Under previous case law, directors were liable only for rent payments that could not be recovered from the renting company directly. However, a recent Supreme Court judgment called this rule into question.
The case concerned a company that rented premises for business purposes. In October 2000 99% of the company's shares were sold and transferred to a third-party buyer. The defendant was the managing director of the company at that time. The defendant failed to inform the landlord of the transfer.
The plaintiff landlord became aware of the change of control in April 2012. The plaintiff raised the rent to market level and filed a claim for damages against the managing director, requesting payment of the difference between the actual rent paid and the market value rent between October 2000 and April 2012, plus interest.
The defendant refused payment, arguing that she was liable for payment only if and to the extent that the plaintiff was unable to recover the increased rent and interest from the tenant. The plaintiff failed to establish that the tenant lacked sufficient funds to pay the damage.
The Supreme Court found in favour of the plaintiff, confirming that the managing director had a duty to disclose the structural changes and was personally liable for breaching this duty.
In contrast to previous case law (for further details please see "Court intensifies directors' personal liability in M&A deals involving property"), the Supreme Court ruled that the managing director was liable irrespective of whether the lessee itself was able to pay the outstanding debts.
The case was remitted to the court of first instance. The judgment is not final.
Under previous case law, the managing director's liability was limited to cases where claims against the renting company were time barred or where the renting company was insolvent or had ceased to exist.
The new case law adds an additional burden on managing directors. Landlords can now pursue claims against the company, directors or both.
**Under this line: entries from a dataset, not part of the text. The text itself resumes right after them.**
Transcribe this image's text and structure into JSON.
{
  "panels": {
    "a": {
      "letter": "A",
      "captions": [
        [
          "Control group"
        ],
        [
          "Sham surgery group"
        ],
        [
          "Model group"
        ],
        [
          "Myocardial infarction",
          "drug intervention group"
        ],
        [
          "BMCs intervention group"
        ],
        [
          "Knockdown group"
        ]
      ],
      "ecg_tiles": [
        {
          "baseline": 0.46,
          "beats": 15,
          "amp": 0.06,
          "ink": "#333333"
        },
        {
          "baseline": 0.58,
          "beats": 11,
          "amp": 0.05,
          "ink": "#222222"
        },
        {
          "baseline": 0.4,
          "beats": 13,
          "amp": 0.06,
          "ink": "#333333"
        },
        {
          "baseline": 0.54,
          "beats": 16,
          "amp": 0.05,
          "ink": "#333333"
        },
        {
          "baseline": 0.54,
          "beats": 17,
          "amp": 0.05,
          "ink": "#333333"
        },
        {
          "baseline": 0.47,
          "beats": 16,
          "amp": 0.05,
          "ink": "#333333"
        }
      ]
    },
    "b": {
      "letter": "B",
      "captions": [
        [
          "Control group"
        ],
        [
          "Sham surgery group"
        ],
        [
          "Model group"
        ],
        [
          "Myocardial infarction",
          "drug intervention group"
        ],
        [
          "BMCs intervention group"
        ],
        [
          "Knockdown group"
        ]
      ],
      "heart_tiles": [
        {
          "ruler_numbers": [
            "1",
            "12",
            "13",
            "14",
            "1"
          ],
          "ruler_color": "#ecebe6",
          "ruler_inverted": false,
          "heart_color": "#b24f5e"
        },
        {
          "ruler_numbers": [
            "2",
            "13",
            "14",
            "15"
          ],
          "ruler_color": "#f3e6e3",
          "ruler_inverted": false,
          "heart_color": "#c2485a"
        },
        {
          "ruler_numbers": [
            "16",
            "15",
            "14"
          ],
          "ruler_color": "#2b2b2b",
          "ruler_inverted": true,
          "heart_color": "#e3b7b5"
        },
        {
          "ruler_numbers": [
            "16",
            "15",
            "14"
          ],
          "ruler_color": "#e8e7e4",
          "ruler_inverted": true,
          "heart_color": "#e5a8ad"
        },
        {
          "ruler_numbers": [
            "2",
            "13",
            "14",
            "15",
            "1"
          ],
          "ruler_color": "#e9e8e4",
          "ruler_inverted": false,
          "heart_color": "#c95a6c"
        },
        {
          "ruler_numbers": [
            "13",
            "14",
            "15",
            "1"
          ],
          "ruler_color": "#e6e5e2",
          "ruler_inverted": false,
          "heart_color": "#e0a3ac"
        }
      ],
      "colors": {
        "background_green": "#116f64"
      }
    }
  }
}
Thus, in some cases, the question of whether a change of control has occurred is raised only once proceedings against the managing director have begun; as such, it is often difficult to determine whether a change in control has occurred (for further details please see "Supreme Court confirms change of control theory for rent increases"). Further, the managing director – who may no longer work for the company when the suit is filed – is typically at a disadvantage when it comes to challenging a claim, as he or she may not have access to the relevant documents proving that no change of control had occurred. The managing director will typically request the renting company to join the proceedings as an intervener in his or her support. However, this will be difficult in cases where the company is a foreign entity.
As the Supreme Court held that the company and managing director were jointly and severally liable, there is a question over which party will have to bear the costs. In other words, to what extent can the managing director recover from the company any payments made by him or her to the landlord or vice versa?
The obligation to notify landlords is an ongoing obligation. Managing directors are also liable for failing to notify the landlord even if the change of control occurred before their appointment.